New Zealand First has offered to explain the foreshore and seabed legislation to Don Brash so that he does not continue making a fool of himself publicly over it.

Justice spokesperson Dail Jones, an experienced property lawyer, said today that he had studied the Bill in depth and could not find any of the problems raised by Dr Brash in a speech today.

“The legislation vests the public foreshore and seabed in the Crown as its absolute property.

“In keeping with the requirements of the Court of Appeal decision in the Ngati Apa case, the Bill states that any person who can establish an uninterrupted use of the public foreshore or seabed back to 1840, to be recognised with status in the resource management process as an ancestral connection.

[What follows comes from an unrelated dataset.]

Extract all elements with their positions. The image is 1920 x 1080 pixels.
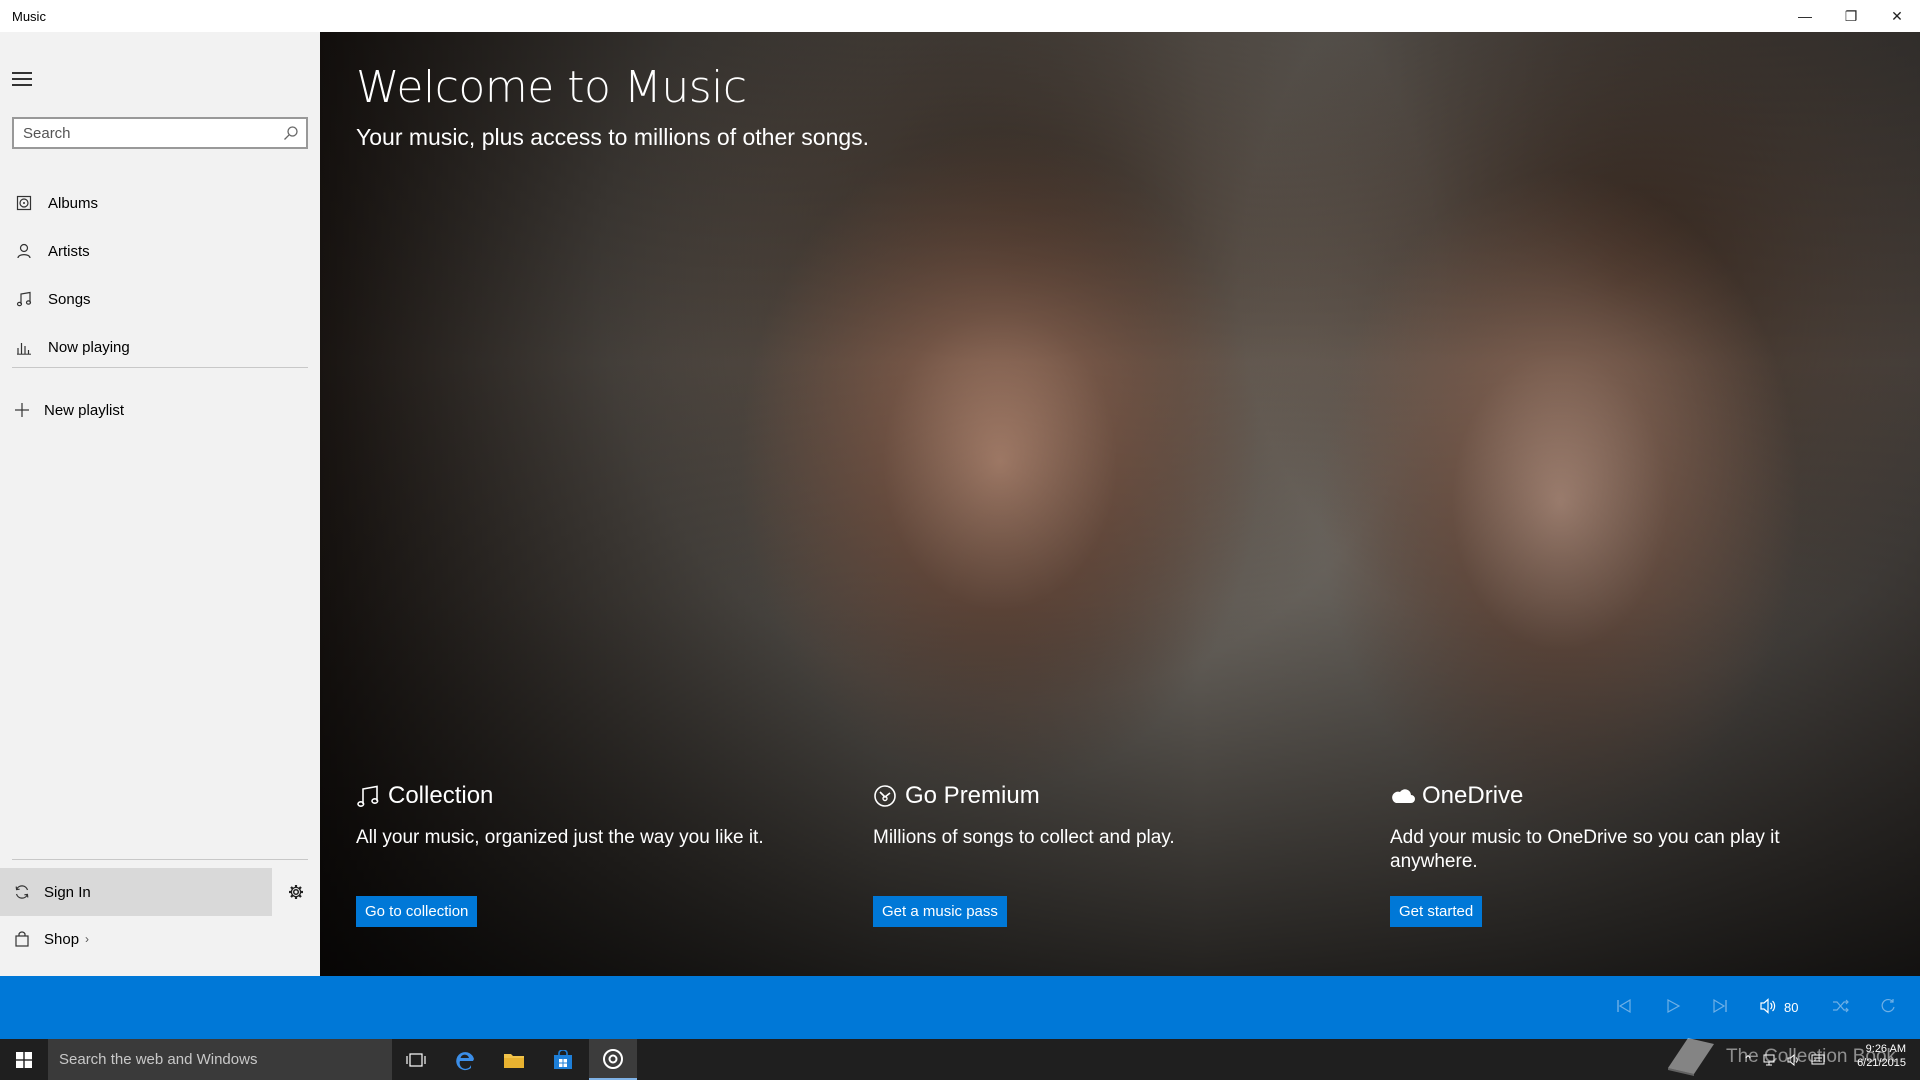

“Customary rights have to be proven in the same way – back to 1840. Dr Brash obviously has not read the Bill and I recommend clause 42 to him. His speech indicates to me that he has not grasped the difference between ancestral connection, customary rights orders or territorial customary rights (section 29).”

Mr Jones said he found Dr Brash’s interpretation of the legislation as either naïve or mischievous.

“As far as the definition of tikanga Maori is concerned, it is clear he has no experience in reading statutes. He should read the interpretation section where he will discover that the phrase is given the same meaning as section 4 of Te Ture Whenua Maori Act 1993.

“I would be happy to explain the legislation to Dr Brash,” said Mr Jones.